Performing Cardiac Monitoring

Equipment
■ Alcohol pads.
■ Gauze pads.
■ Washcloth.
■ Shaving supplies or scissors, if necessary.
■ Disposable electrodes.
■ For hardwire monitoring, add: cardiac monitor; cable with lead wires; safety pin; 1-in. tape.
■ For telemetry, add: transmitter with lead wires (with a new battery inserted before each use); pouch to carry transmitter.

Assessment
■ Check for history of dysrhythmias.
■ Assess cardiovascular status, including:
■ Heart sounds.
■ Pulse rate.
■ BP.
■ Check for the presence of pain.
■ Be Smart! Assess skin integrity of the chest before applying electrodes.
■ Skin lesions contraindicate the application of leads to the affected area.

Post-Procedure Reassessment
■ Evaluate changes in the patient’s cardiac rhythm.
■ Check skin integrity, and replace the electrodes at least every 24 hours.

Key Points
■ Plug in the monitor and turn it on. Connect the cable with lead wires into the monitor.
■ Identify electrode sites based on the monitoring system and the patient’s anatomy.
■ Gently rub the placement sites with a gauze pad until the skin reddens slightly.
■ Use an alcohol pad to clean the areas for electrode placement; allow to dry.
■ Connect lead wires to the electrodes.
■ Be Smart!
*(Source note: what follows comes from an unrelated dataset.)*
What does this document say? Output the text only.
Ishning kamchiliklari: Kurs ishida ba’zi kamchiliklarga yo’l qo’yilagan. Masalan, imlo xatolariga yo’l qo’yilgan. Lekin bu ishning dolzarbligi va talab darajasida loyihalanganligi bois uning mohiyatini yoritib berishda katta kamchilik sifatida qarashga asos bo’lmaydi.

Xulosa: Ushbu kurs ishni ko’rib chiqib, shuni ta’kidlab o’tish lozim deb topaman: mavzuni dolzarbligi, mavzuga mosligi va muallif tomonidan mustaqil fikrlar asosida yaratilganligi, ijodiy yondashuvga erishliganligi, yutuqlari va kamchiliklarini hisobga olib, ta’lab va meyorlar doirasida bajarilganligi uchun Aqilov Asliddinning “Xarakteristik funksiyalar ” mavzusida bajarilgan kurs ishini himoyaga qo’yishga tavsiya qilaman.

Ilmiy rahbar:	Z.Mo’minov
If the patient’s chest is very hairy, shave small areas for the electrodes.
■ Apply the electrodes, pressing firmly.
■ Check the ECG tracing on the monitor. If necessary, adjust the gain to increase the waveform size.
■ Be Safe! Set the upper and lower heart rate alarm limits and turn them on.
■ Obtain a rhythm strip by pressing the “record” button.
■ Be Smart! If you are not getting a good reading, recheck the leads, replace leads, or move leads if necessary.

Documentation
■ Chart the date and time monitoring was instituted and the monitoring lead selected.
■ Document a rhythm strip every 8 hours and with changes in the patient’s condition according to agency policy.
■ Label the rhythm strip (if the monitor does not label it for you) with the date, time, patient’s name, and room number.
■ Indicate on the strip when symptoms and treatment interventions occurred.
■ Document the patient’s response to treatment.